In the run-up to COP, we joined 150 organisations to call on the UNFCCC to recognise and protect Defenders. And yet, there is not a single reference to land and environmental defenders in the final text.

The reality on the ground was no different. Protests were tightly controlled and the designated locations for public actions were closed down – despite being labelled the ‘most inclusive’ COP, registered Indigenous groups were still outnumbered by those affiliated with oil and gas . 

Brazilian activist and Indigenous rights campaigner Neidinha Suruí said:

“It does not matter how loud we are in the outside, claiming for access, those who hold the pen are never defenders”


The final text acknowledged the need for enhanced efforts to halt and reverse deforestation by 2030. And yet, a group of 145 world leaders had agreed on the same target at COP26. Global deforestation rates increased last year. 

These agreements do put forests at the heart of climate negotiations – although it remains disturbing that world leaders have ignored the more urgent 2025 global target to end commodity-driven deforestation.  

The UAE's "flagship" declaration on net-zero food systems also lacked any mention of deforestation, despite agricultural clearance driving over 90% of tropical forest loss.  

And fossil fuel lobbyists were not the only ones flooding the COP venue -  agribusiness lobbyists also flocked to Dubai in record numbers. Their industry-led zero deforestation schemes are no longer an effective smokescreen.  
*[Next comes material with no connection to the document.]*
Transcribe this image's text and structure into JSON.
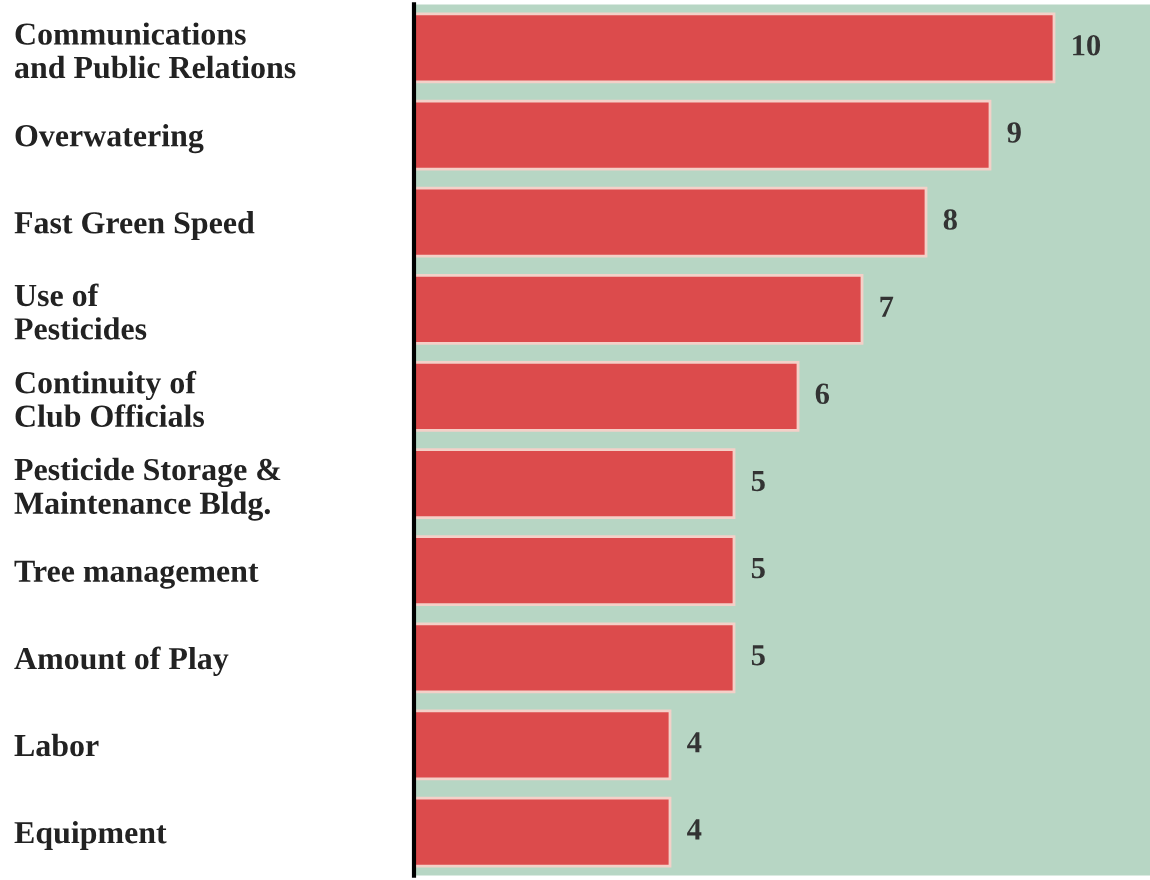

JBS – the world’s largest meat company – reportedly sent 11 people to Dubai. Our data shows that every $1,000 invested in the company since 2010 has resulted in around one soccer field of forest destruction in Brazil linked to its supply chain. Their mission was to tell their “story” about climate science. 

Lula sign held up by activist at COP28

Strategic minerals and the transition to ‘clean’ energy

COP28 opened with calls for a ’just energy transition’ and pledges to rapidly increase the capacity of renewable energy technologies. Demand for transition minerals – the minerals that will fuel a clean energy transition – is set to explode. According to the International Energy Association, from 2017 to 2022, demand for lithium tripled, there was a 70% jump in demand for cobalt, and a 40% rise in demand for nickel.  
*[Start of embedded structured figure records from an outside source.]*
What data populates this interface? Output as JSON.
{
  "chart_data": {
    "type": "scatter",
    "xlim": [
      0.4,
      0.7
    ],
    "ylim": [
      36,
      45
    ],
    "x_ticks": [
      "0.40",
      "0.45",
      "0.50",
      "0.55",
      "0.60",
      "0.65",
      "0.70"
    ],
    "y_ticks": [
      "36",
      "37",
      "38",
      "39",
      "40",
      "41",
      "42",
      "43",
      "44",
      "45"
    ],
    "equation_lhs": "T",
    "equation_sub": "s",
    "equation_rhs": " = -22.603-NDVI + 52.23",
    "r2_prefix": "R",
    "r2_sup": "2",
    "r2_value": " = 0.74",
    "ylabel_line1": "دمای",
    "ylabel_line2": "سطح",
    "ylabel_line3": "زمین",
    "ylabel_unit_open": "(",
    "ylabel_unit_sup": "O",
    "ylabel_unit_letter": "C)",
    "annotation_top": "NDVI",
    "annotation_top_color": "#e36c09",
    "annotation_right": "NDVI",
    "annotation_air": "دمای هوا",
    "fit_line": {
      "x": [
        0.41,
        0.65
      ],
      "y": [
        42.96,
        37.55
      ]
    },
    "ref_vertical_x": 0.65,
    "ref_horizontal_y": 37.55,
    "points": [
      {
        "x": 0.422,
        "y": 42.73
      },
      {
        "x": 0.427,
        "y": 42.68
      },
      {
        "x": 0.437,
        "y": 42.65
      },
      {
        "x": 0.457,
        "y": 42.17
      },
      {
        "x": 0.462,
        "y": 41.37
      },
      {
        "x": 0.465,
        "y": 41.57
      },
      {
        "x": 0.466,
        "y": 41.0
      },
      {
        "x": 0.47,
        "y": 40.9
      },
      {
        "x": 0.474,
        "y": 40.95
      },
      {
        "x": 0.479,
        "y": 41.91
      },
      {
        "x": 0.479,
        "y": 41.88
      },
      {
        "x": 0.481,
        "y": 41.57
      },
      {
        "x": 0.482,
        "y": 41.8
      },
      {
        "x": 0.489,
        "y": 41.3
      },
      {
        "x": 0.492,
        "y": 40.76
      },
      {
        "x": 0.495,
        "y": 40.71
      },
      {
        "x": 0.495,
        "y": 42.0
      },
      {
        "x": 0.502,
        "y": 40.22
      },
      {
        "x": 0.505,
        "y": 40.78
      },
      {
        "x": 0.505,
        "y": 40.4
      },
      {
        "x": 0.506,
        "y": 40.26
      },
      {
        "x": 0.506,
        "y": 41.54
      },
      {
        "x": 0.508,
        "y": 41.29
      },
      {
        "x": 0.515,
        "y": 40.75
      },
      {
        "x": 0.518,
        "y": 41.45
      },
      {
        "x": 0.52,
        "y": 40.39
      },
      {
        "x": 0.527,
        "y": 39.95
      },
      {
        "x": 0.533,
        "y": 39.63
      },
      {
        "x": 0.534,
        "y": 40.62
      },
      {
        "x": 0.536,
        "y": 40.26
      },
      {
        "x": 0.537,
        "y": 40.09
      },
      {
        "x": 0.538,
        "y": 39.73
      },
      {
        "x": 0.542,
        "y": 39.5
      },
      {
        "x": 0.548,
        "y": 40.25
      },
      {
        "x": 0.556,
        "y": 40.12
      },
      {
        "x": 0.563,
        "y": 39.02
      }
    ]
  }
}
Early on at the summit, in an address to country leaders, UN Secretary-General António Guterres announced his plan to set up a Panel on Critical Energy Transition Minerals which will bring together governments, international organisations, industry, and civil society to develop common and voluntary principles to guide extractive industries “in the name of justice and sustainability”.
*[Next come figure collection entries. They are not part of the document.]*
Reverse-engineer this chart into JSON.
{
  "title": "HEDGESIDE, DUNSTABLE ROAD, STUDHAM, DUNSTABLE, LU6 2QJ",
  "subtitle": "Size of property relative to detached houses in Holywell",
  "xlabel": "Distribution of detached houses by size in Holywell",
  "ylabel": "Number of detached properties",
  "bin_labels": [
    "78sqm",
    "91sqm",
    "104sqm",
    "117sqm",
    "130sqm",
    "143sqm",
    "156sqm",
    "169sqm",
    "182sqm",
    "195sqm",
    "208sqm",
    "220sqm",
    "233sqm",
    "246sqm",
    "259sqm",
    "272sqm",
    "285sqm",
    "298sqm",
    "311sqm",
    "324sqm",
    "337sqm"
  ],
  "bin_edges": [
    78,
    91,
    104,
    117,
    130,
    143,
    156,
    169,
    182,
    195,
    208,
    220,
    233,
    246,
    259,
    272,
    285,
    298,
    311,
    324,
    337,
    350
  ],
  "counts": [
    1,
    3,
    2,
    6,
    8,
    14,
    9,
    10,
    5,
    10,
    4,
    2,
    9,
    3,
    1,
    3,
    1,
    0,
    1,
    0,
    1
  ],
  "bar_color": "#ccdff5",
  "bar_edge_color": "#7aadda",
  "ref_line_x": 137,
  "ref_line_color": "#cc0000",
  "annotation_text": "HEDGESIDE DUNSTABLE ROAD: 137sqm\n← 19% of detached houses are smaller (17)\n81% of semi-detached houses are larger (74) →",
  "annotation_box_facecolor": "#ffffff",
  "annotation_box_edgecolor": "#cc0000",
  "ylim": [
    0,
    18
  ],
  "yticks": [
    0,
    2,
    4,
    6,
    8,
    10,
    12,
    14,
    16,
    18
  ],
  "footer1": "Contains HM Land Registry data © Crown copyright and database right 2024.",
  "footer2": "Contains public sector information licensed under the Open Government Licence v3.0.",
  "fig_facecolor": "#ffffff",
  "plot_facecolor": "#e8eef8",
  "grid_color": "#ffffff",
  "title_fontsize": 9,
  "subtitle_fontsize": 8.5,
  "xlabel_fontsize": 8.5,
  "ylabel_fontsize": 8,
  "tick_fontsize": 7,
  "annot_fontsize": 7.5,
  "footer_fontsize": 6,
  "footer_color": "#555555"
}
The panel is a positive step towards a transition from fossil fuels towards renewable energy that is just, sustainable and benefits all countries. But words must become actions. 

The final text references commitments to “tripling renewable energy capacity globally and doubling the global average annual rate of energy efficiency improvements by 2030”. References to a ‘just transition’, ‘sustainable development’ and ‘for more meaningful participation of all people’ – including Indigenous peoples, impacted communities and women– are encouraging, yet there wasn’t a single commitment to mitigate the destructive impact of extracting minerals on affected communities.

As nation states scramble to secure supplies of minerals to power their clean energy transitions, we need to see concrete actions from our leaders to clean up mineral supply chains  and ensure that the renewable energy transition doesn’t come at the expense of people and the planet .

What’s next? 

The Global Stocktake made it clear: countries are not on track to prevent 1.5C of warming. The summit produced no concrete recommendations on fossil fuels, signalling to the thousands of fossil fuel industry lobbyists present that their interests will prioritised over those suffering the worst effects of the climate crisis. Choosing Azerbaijan – another petrostate – as the host for COP29 will do little to encourage the climate action we need. 

Change is possible – but only if we dismantle the power and influence polluting industries have over our climate negotiations, and instead clear a seat at the table for those on the frontlines of the climate crisis.